Figure 13a shows the average temperature profile over seven years and
Figure 13b shows the differenced temperature variable which is converted into stationary data and does not show any seasonality impacts.
The price variable has been checked for whether any first-order differencing is required or not using the
KPSS test. We found that a first-order differencing is required due to 0.01
p-value (<0.5). Then, the same data have been checked for whether any seasonal differencing is required or not using the
KPSS test and it was found that no seasonal differencing is required. Therefore, a first-order differencing has been applied and the differenced data has been checked again using the
KPSS test. The data series found was converted to stationery with a
p-value of 0.1 and no further difference was needed.
Figure 14a shows the seasonal impact of the price pattern and
Figure 14b shows the time-series pattern after eliminating the seasonal impact.
The miles variable has been checked whether any first-order differencing was required or not using the KPSS test and it was found that no differencing is required due to having a p-value of 0.1 (>0.5). Then the same data series has been checked for whether any seasonal differencing is required or not using the KPSS test and it was found that a seasonal differencing is required.
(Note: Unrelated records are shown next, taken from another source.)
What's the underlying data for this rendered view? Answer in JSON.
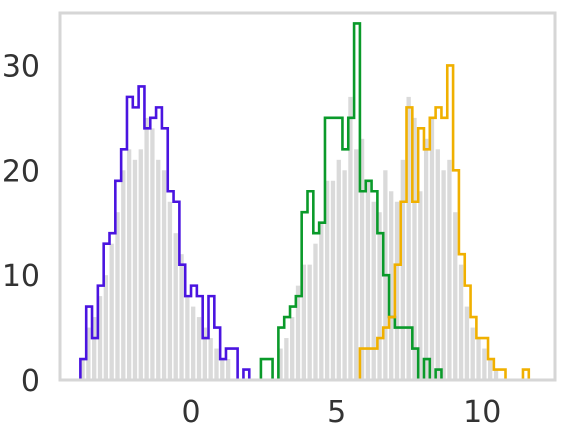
{
  "chart_data": {
    "type": "histogram",
    "title": "",
    "xlabel": "",
    "ylabel": "",
    "xlim": [
      -4.5,
      12.5
    ],
    "ylim": [
      0,
      35
    ],
    "grid": false,
    "x_ticks": [
      0,
      5,
      10
    ],
    "x_tick_labels": [
      "0",
      "5",
      "10"
    ],
    "y_ticks": [
      0,
      10,
      20,
      30
    ],
    "y_tick_labels": [
      "0",
      "10",
      "20",
      "30"
    ],
    "series": [
      {
        "color": "#4a14e0",
        "style": "step-outline",
        "bins": [
          [
            -3.8,
            -3.6,
            2
          ],
          [
            -3.6,
            -3.4,
            7
          ],
          [
            -3.4,
            -3.2,
            4
          ],
          [
            -3.2,
            -3.0,
            9
          ],
          [
            -3.0,
            -2.8,
            13
          ],
          [
            -2.8,
            -2.6,
            14
          ],
          [
            -2.6,
            -2.4,
            19
          ],
          [
            -2.4,
            -2.2,
            22
          ],
          [
            -2.2,
            -2.0,
            27
          ],
          [
            -2.0,
            -1.8,
            26
          ],
          [
            -1.8,
            -1.6,
            28
          ],
          [
            -1.6,
            -1.4,
            24
          ],
          [
            -1.4,
            -1.2,
            25
          ],
          [
            -1.2,
            -1.0,
            26
          ],
          [
            -1.0,
            -0.8,
            24
          ],
          [
            -0.8,
            -0.6,
            18
          ],
          [
            -0.6,
            -0.4,
            17
          ],
          [
            -0.4,
            -0.2,
            11
          ],
          [
            -0.2,
            0.0,
            8
          ],
          [
            0.0,
            0.2,
            9
          ],
          [
            0.2,
            0.4,
            8
          ],
          [
            0.4,
            0.6,
            4
          ],
          [
            0.6,
            0.8,
            8
          ],
          [
            0.8,
            1.0,
            5
          ],
          [
            1.0,
            1.2,
            2
          ],
          [
            1.2,
            1.4,
            3
          ],
          [
            1.4,
            1.6,
            3
          ],
          [
            1.6,
            1.8,
            0
          ],
          [
            1.8,
            2.0,
            1
          ]
        ]
      },
      {
        "color": "#0a9a2a",
        "style": "step-outline",
        "bins": [
          [
            2.4,
            2.6,
            2
          ],
          [
            2.6,
            2.8,
            2
          ],
          [
            2.8,
            3.0,
            0
          ],
          [
            3.0,
            3.2,
            5
          ],
          [
            3.2,
            3.4,
            6
          ],
          [
            3.4,
            3.6,
            7
          ],
          [
            3.6,
            3.8,
            8
          ],
          [
            3.8,
            4.0,
            16
          ],
          [
            4.0,
            4.2,
            18
          ],
          [
            4.2,
            4.4,
            14
          ],
          [
            4.4,
            4.6,
            15
          ],
          [
            4.6,
            4.8,
            25
          ],
          [
            4.8,
            5.0,
            25
          ],
          [
            5.0,
            5.2,
            25
          ],
          [
            5.2,
            5.4,
            22
          ],
          [
            5.4,
            5.6,
            25
          ],
          [
            5.6,
            5.8,
            34
          ],
          [
            5.8,
            6.0,
            18
          ],
          [
            6.0,
            6.2,
            19
          ],
          [
            6.2,
            6.4,
            18
          ],
          [
            6.4,
            6.6,
            14
          ],
          [
            6.6,
            6.8,
            10
          ],
          [
            6.8,
            7.0,
            6
          ],
          [
            7.0,
            7.2,
            5
          ],
          [
            7.2,
            7.4,
            5
          ],
          [
            7.4,
            7.6,
            5
          ],
          [
            7.6,
            7.8,
            3
          ],
          [
            7.8,
            8.0,
            0
          ],
          [
            8.0,
            8.2,
            2
          ],
          [
            8.2,
            8.4,
            0
          ],
          [
            8.4,
            8.6,
            1
          ]
        ]
      },
      {
        "color": "#f0b000",
        "style": "step-outline",
        "bins": [
          [
            5.8,
            6.0,
            3
          ],
          [
            6.0,
            6.2,
            3
          ],
          [
            6.2,
            6.4,
            3
          ],
          [
            6.4,
            6.6,
            4
          ],
          [
            6.6,
            6.8,
            5
          ],
          [
            6.8,
            7.0,
            6
          ],
          [
            7.0,
            7.2,
            11
          ],
          [
            7.2,
            7.4,
            17
          ],
          [
            7.4,
            7.6,
            26
          ],
          [
            7.6,
            7.8,
            17
          ],
          [
            7.8,
            8.0,
            24
          ],
          [
            8.0,
            8.2,
            22
          ],
          [
            8.2,
            8.4,
            25
          ],
          [
            8.4,
            8.6,
            26
          ],
          [
            8.6,
            8.8,
            25
          ],
          [
            8.8,
            9.0,
            30
          ],
          [
            9.0,
            9.2,
            20
          ],
          [
            9.2,
            9.4,
            12
          ],
          [
            9.4,
            9.6,
            9
          ],
          [
            9.6,
            9.8,
            6
          ],
          [
            9.8,
            10.0,
            4
          ],
          [
            10.0,
            10.2,
            4
          ],
          [
            10.2,
            10.4,
            2
          ],
          [
            10.4,
            10.6,
            1
          ],
          [
            10.6,
            10.8,
            1
          ],
          [
            10.8,
            11.0,
            0
          ],
          [
            11.0,
            11.2,
            0
          ],
          [
            11.2,
            11.4,
            0
          ],
          [
            11.4,
            11.6,
            1
          ]
        ]
      },
      {
        "color": "#d3d3d3",
        "style": "filled",
        "bins": [
          [
            -3.8,
            -3.6,
            2
          ],
          [
            -3.6,
            -3.4,
            5
          ],
          [
            -3.4,
            -3.2,
            6
          ],
          [
            -3.2,
            -3.0,
            8
          ],
          [
            -3.0,
            -2.8,
            10
          ],
          [
            -2.8,
            -2.6,
            13
          ],
          [
            -2.6,
            -2.4,
            16
          ],
          [
            -2.4,
            -2.2,
            20
          ],
          [
            -2.2,
            -2.0,
            22
          ],
          [
            -2.0,
            -1.8,
            21
          ],
          [
            -1.8,
            -1.6,
            22
          ],
          [
            -1.6,
            -1.4,
            25
          ],
          [
            -1.4,
            -1.2,
            24
          ],
          [
            -1.2,
            -1.0,
            21
          ],
          [
            -1.0,
            -0.8,
            20
          ],
          [
            -0.8,
            -0.6,
            17
          ],
          [
            -0.6,
            -0.4,
            14
          ],
          [
            -0.4,
            -0.2,
            12
          ],
          [
            -0.2,
            0.0,
            8
          ],
          [
            0.0,
            0.2,
            7
          ],
          [
            0.2,
            0.4,
            6
          ],
          [
            0.4,
            0.6,
            5
          ],
          [
            0.6,
            0.8,
            4
          ],
          [
            0.8,
            1.0,
            3
          ],
          [
            1.0,
            1.2,
            2
          ],
          [
            1.2,
            1.4,
            2
          ],
          [
            3.0,
            3.2,
            3
          ],
          [
            3.2,
            3.4,
            4
          ],
          [
            3.4,
            3.6,
            6
          ],
          [
            3.6,
            3.8,
            9
          ],
          [
            3.8,
            4.0,
            11
          ],
          [
            4.0,
            4.2,
            11
          ],
          [
            4.2,
            4.4,
            13
          ],
          [
            4.4,
            4.6,
            15
          ],
          [
            4.6,
            4.8,
            19
          ],
          [
            4.8,
            5.0,
            19
          ],
          [
            5.0,
            5.2,
            21
          ],
          [
            5.2,
            5.4,
            20
          ],
          [
            5.4,
            5.6,
            27
          ],
          [
            5.6,
            5.8,
            22
          ],
          [
            5.8,
            6.0,
            23
          ],
          [
            6.0,
            6.2,
            19
          ],
          [
            6.2,
            6.4,
            17
          ],
          [
            6.4,
            6.6,
            16
          ],
          [
            6.6,
            6.8,
            20
          ],
          [
            6.8,
            7.0,
            18
          ],
          [
            7.0,
            7.2,
            17
          ],
          [
            7.2,
            7.4,
            21
          ],
          [
            7.4,
            7.6,
            27
          ],
          [
            7.6,
            7.8,
            25
          ],
          [
            7.8,
            8.0,
            18
          ],
          [
            8.0,
            8.2,
            23
          ],
          [
            8.2,
            8.4,
            25
          ],
          [
            8.4,
            8.6,
            22
          ],
          [
            8.6,
            8.8,
            20
          ],
          [
            8.8,
            9.0,
            21
          ],
          [
            9.0,
            9.2,
            16
          ],
          [
            9.2,
            9.4,
            11
          ],
          [
            9.4,
            9.6,
            7
          ],
          [
            9.6,
            9.8,
            5
          ],
          [
            9.8,
            10.0,
            4
          ],
          [
            10.0,
            10.2,
            3
          ],
          [
            10.2,
            10.4,
            2
          ],
          [
            10.4,
            10.6,
            1
          ]
        ]
      }
    ]
  }
}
Seasonal differencing with m = 12 has been applied and the differenced data have been checked again using the KPSS test.
The data series found was converted to stationery and no further difference was needed.
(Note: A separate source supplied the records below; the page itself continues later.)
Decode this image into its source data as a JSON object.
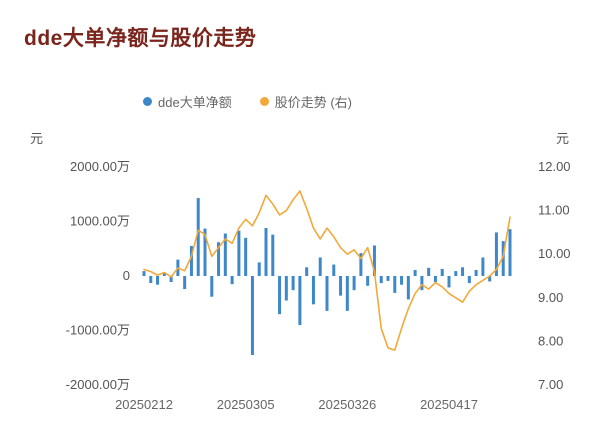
{
  "chart": {
    "title": "dde大单净额与股价走势",
    "legend": {
      "bar": "dde大单净额",
      "line": "股价走势 (右)"
    },
    "left_axis": {
      "unit": "元",
      "ticks": [
        "2000.00万",
        "1000.00万",
        "0",
        "-1000.00万",
        "-2000.00万"
      ],
      "tick_values": [
        2000,
        1000,
        0,
        -1000,
        -2000
      ]
    },
    "right_axis": {
      "unit": "元",
      "ticks": [
        "12.00",
        "11.00",
        "10.00",
        "9.00",
        "8.00",
        "7.00"
      ],
      "tick_values": [
        12,
        11,
        10,
        9,
        8,
        7
      ]
    },
    "x_axis": {
      "tick_labels": [
        "20250212",
        "20250305",
        "20250326",
        "20250417"
      ],
      "tick_indices": [
        0,
        15,
        30,
        45
      ]
    },
    "colors": {
      "bar": "#3e87c8",
      "line": "#f2a93b",
      "title": "#7a241c",
      "text": "#666666"
    }
  },
  "chart_data": {
    "type": "combo",
    "x": [
      "20250212",
      "20250213",
      "20250214",
      "20250217",
      "20250218",
      "20250219",
      "20250220",
      "20250221",
      "20250224",
      "20250225",
      "20250226",
      "20250227",
      "20250228",
      "20250303",
      "20250304",
      "20250305",
      "20250306",
      "20250307",
      "20250310",
      "20250311",
      "20250312",
      "20250313",
      "20250314",
      "20250317",
      "20250318",
      "20250319",
      "20250320",
      "20250321",
      "20250324",
      "20250325",
      "20250326",
      "20250327",
      "20250328",
      "20250331",
      "20250401",
      "20250402",
      "20250403",
      "20250407",
      "20250408",
      "20250409",
      "20250410",
      "20250411",
      "20250414",
      "20250415",
      "20250416",
      "20250417",
      "20250418",
      "20250421",
      "20250422",
      "20250423",
      "20250424",
      "20250425",
      "20250428",
      "20250429",
      "20250430"
    ],
    "series": [
      {
        "name": "dde大单净额",
        "type": "bar",
        "axis": "left",
        "unit": "万",
        "values": [
          90,
          -130,
          -160,
          60,
          -110,
          300,
          -240,
          550,
          1430,
          870,
          -380,
          620,
          780,
          -150,
          830,
          700,
          -1450,
          250,
          880,
          760,
          -700,
          -450,
          -260,
          -900,
          160,
          -520,
          340,
          -640,
          210,
          -360,
          -640,
          -260,
          420,
          -180,
          560,
          -130,
          -90,
          -310,
          -160,
          -430,
          110,
          -260,
          150,
          -110,
          130,
          -210,
          90,
          160,
          -130,
          110,
          340,
          -100,
          800,
          640,
          860
        ]
      },
      {
        "name": "股价走势",
        "type": "line",
        "axis": "right",
        "unit": "元",
        "values": [
          9.65,
          9.6,
          9.52,
          9.58,
          9.48,
          9.68,
          9.62,
          9.95,
          10.55,
          10.45,
          9.95,
          10.15,
          10.35,
          10.25,
          10.6,
          10.8,
          10.65,
          10.95,
          11.35,
          11.15,
          10.9,
          11.0,
          11.25,
          11.45,
          11.05,
          10.6,
          10.35,
          10.6,
          10.4,
          10.15,
          10.0,
          10.1,
          9.9,
          10.15,
          9.6,
          8.3,
          7.85,
          7.8,
          8.3,
          8.75,
          9.1,
          9.3,
          9.2,
          9.35,
          9.25,
          9.1,
          9.0,
          8.9,
          9.15,
          9.3,
          9.4,
          9.5,
          9.65,
          9.95,
          10.85
        ]
      }
    ],
    "left_ylim": [
      -2000,
      2000
    ],
    "right_ylim": [
      7,
      12
    ],
    "grid": false,
    "legend_position": "top"
  }
}
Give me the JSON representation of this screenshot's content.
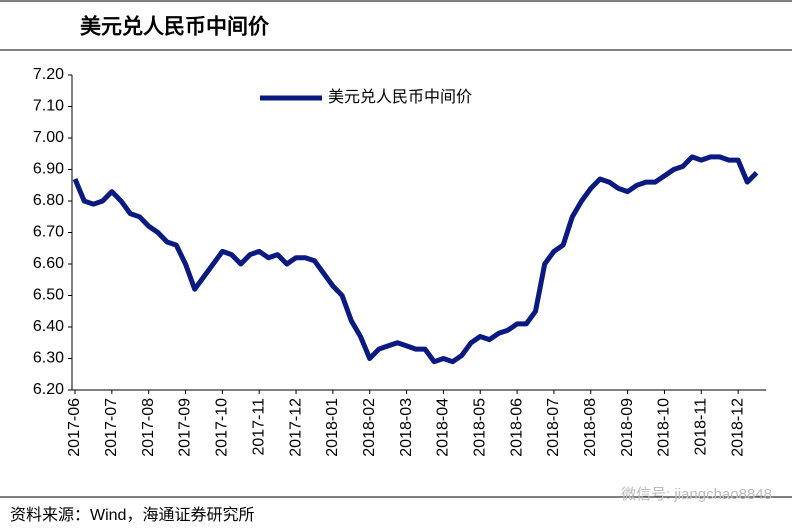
{
  "chart_data": {
    "type": "line",
    "title": "美元兑人民币中间价",
    "source": "资料来源：Wind，海通证券研究所",
    "watermark": "微信号: jiangchao8848",
    "categories": [
      "2017-06",
      null,
      null,
      null,
      "2017-07",
      null,
      null,
      null,
      "2017-08",
      null,
      null,
      null,
      "2017-09",
      null,
      null,
      null,
      "2017-10",
      null,
      null,
      null,
      "2017-11",
      null,
      null,
      null,
      "2017-12",
      null,
      null,
      null,
      "2018-01",
      null,
      null,
      null,
      "2018-02",
      null,
      null,
      null,
      "2018-03",
      null,
      null,
      null,
      "2018-04",
      null,
      null,
      null,
      "2018-05",
      null,
      null,
      null,
      "2018-06",
      null,
      null,
      null,
      "2018-07",
      null,
      null,
      null,
      "2018-08",
      null,
      null,
      null,
      "2018-09",
      null,
      null,
      null,
      "2018-10",
      null,
      null,
      null,
      "2018-11",
      null,
      null,
      null,
      "2018-12",
      null,
      null
    ],
    "series": [
      {
        "name": "美元兑人民币中间价",
        "color": "#0b1a80",
        "values": [
          6.87,
          6.8,
          6.79,
          6.8,
          6.83,
          6.8,
          6.76,
          6.75,
          6.72,
          6.7,
          6.67,
          6.66,
          6.6,
          6.52,
          6.56,
          6.6,
          6.64,
          6.63,
          6.6,
          6.63,
          6.64,
          6.62,
          6.63,
          6.6,
          6.62,
          6.62,
          6.61,
          6.57,
          6.53,
          6.5,
          6.42,
          6.37,
          6.3,
          6.33,
          6.34,
          6.35,
          6.34,
          6.33,
          6.33,
          6.29,
          6.3,
          6.29,
          6.31,
          6.35,
          6.37,
          6.36,
          6.38,
          6.39,
          6.41,
          6.41,
          6.45,
          6.6,
          6.64,
          6.66,
          6.75,
          6.8,
          6.84,
          6.87,
          6.86,
          6.84,
          6.83,
          6.85,
          6.86,
          6.86,
          6.88,
          6.9,
          6.91,
          6.94,
          6.93,
          6.94,
          6.94,
          6.93,
          6.93,
          6.86,
          6.89
        ]
      }
    ],
    "ylim": [
      6.2,
      7.2
    ],
    "yticks": [
      {
        "value": 6.2,
        "label": "6.20"
      },
      {
        "value": 6.3,
        "label": "6.30"
      },
      {
        "value": 6.4,
        "label": "6.40"
      },
      {
        "value": 6.5,
        "label": "6.50"
      },
      {
        "value": 6.6,
        "label": "6.60"
      },
      {
        "value": 6.7,
        "label": "6.70"
      },
      {
        "value": 6.8,
        "label": "6.80"
      },
      {
        "value": 6.9,
        "label": "6.90"
      },
      {
        "value": 7.0,
        "label": "7.00"
      },
      {
        "value": 7.1,
        "label": "7.10"
      },
      {
        "value": 7.2,
        "label": "7.20"
      }
    ],
    "grid": false,
    "legend": "top-left"
  }
}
Figure 15 shows the differencing of miles variables over the seven years to convert into stationary data and eliminate any seasonality impacts.
So, all of the variables have been converted to stationary data series. For consumption, there is no seasonal or first-order differencing required, confirmed by the KPSS and “unit_nseasonal” tests.
Analysis of Fuel Consumption Forecast Using Combination of ARIMAX Variables
The complete data set contains information of the associate variables for around seven years from January 2016 to September 2022. For the ARIMAX forecast model, the data set has been split into a training data set for five years from January 2016 to December 2020. The remaining data set has been used as a test data set. The accuracy has been estimated using the test data set of consumption for the ARIMAX model using multiple interactions.
From
Table 6, the lowest RMSE is obtained from “price and temp” which is 735.62. Therefore, the forecast has been performed using the test data set consisting of observed price and temperature for 2021 and 2022, to predict the pandemic’s impact. The mileage seems to not have a significant contribution to fuel consumption.
The reason may be due to the Home Office during the lock-down period, which leads to less travel and consequently less fuel consumption.
Figure 16 shows the forecasting of fuel consumption due to the impact of the pandemic and stochastic behavior.